Construction of an unmarked mutant of ataA from Acinetobacter sp. Tol 5. (A) Genetic organization around ataA in Acinetobacter sp. Tol 5 and its derivative mutants obtained by plasmid integration and FLP/FRT recombination. The arrows indicate the primers used in PCR analysis for the confirmation of the constructs. (B) PCR confirmation of plasmid integration and the deletion of ataA in the Tol 5 derivatives. Chromosomal DNA was extracted as a template for PCR from Tol 5 and its derivatives (G4, G4K1, and 4140). PCR analyses were performed by using three different primer sets: P1 (AtaAupstF2) + P2 (FRT-SP6R), P3 (FRT-leftF) + P4 (AtaAdwstR2), and P1 + P4. The nucleotide sequences of these primers are shown in Table 2.

Figure 4

Plating tests to confirm the presence or excision of the selection markers. Wild type Acinetobacter sp. Tol 5 (Tol 5 WT), the plasmid-integrated mutants Tol 5 G4 (G4) and Tol 5 G4K1 (G4K1), and the unmarked ataA mutant Tol 5 4140 (4140) were streaked on BS (Control), BS containing 100 μg/ml gentamicin (Gm), BS containing 100 μg/ml gentamicin and 100 μg/ml kanamycin (Gm + Km), and BS containing 5% sucrose (5% sucrose) plates, and incubated with a supply of toluene as a carbon source.

Figure 5

Examination of the phenotype of the unmarked mutant Tol 5 4140. (A) Immunodetection of AtaA using an anti-AtaA antiserum against whole cell lysates prepared from Tol 5 WT and the 4140 mutant. (B) Growth curve of Tol 5 WT and the 4140 mutant in LB medium at 28°C, with shaking at 115 rpm.
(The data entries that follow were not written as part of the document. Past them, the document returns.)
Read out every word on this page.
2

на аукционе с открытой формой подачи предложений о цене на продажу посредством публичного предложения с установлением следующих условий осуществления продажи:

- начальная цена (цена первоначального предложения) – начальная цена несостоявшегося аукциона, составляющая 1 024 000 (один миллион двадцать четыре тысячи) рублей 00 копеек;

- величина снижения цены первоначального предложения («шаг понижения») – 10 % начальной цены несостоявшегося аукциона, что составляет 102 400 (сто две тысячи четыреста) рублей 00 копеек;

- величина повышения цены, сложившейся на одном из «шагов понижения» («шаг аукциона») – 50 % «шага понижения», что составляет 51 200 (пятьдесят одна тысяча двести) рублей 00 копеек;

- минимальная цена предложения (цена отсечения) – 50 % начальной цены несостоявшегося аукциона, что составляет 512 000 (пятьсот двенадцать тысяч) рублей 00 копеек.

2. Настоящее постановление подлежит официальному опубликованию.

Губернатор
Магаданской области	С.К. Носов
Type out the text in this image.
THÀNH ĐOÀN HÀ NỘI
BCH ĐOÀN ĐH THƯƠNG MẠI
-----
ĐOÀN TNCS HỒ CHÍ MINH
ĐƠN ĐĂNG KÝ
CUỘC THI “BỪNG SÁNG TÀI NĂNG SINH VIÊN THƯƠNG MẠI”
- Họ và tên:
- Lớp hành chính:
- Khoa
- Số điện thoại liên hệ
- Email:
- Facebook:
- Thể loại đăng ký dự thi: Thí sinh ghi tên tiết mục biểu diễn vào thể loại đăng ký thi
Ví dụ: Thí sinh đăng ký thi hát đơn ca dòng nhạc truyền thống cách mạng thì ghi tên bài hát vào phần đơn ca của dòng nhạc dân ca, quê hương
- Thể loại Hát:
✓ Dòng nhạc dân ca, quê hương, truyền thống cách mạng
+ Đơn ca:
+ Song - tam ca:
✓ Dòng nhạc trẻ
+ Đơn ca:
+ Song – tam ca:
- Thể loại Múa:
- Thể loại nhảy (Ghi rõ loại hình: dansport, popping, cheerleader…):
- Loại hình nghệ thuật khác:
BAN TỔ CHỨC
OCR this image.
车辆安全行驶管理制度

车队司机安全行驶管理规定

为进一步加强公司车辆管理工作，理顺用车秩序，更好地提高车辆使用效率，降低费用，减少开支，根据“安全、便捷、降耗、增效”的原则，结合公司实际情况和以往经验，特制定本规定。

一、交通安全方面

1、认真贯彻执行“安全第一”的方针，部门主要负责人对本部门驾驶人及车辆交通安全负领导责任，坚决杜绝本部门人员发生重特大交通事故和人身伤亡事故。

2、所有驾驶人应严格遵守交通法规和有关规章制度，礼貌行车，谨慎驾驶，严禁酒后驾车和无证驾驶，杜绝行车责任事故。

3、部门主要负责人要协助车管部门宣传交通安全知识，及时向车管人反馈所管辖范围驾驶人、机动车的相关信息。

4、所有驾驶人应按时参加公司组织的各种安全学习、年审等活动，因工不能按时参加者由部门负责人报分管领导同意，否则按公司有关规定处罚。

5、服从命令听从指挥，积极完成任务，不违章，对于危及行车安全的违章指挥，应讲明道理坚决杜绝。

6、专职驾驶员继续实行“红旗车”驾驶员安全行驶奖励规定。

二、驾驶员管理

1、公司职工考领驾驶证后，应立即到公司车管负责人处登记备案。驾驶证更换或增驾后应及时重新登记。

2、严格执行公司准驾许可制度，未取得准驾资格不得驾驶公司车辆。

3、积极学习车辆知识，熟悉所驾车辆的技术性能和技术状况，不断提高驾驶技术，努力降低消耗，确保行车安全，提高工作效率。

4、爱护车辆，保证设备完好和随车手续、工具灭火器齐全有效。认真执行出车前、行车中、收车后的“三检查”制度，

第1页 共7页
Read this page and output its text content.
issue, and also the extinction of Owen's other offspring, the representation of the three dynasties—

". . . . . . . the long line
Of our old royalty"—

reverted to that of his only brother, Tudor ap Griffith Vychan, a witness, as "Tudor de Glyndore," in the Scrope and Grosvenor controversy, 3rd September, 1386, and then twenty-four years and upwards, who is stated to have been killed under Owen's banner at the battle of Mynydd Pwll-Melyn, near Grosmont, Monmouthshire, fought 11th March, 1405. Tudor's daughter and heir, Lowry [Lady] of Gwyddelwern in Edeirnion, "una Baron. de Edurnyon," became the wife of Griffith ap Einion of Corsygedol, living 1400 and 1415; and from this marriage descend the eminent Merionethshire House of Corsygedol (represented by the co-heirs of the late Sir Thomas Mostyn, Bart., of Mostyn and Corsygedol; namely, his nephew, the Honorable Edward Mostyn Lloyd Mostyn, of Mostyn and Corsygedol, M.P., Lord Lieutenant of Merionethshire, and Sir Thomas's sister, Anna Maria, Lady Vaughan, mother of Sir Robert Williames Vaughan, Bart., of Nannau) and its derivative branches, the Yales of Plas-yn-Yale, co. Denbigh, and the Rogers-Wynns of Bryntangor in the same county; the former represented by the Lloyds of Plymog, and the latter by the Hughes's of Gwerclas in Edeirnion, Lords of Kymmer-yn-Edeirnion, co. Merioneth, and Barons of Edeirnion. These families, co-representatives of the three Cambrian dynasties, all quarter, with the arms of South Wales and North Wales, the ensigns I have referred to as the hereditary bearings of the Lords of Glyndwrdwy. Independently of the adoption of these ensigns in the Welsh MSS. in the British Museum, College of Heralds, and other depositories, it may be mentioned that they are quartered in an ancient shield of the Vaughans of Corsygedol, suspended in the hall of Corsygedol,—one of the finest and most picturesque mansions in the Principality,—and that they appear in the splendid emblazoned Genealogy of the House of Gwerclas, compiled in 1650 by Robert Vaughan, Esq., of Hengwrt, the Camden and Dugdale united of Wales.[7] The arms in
Data are expressed as the mean and SD obtained from 3 independent cultures. (C) Adhesion of Tol 5 WT and the 4140 mutant to a polystyrene surface. The photograph indicates the stained cells adhering to a 48-well plate. Data are expressed as the mean and SEM (n = 3). Statistical significance, *P < 0.01. (D) Autoagglutination assay of Tol 5 WT and the 4140 mutant by the tube-settling assay. The photographs indicate test tubes after a 3-h incubation without agitation. Data are expressed as the mean and SEM (n = 3). Statistical significance, *P < 0.001.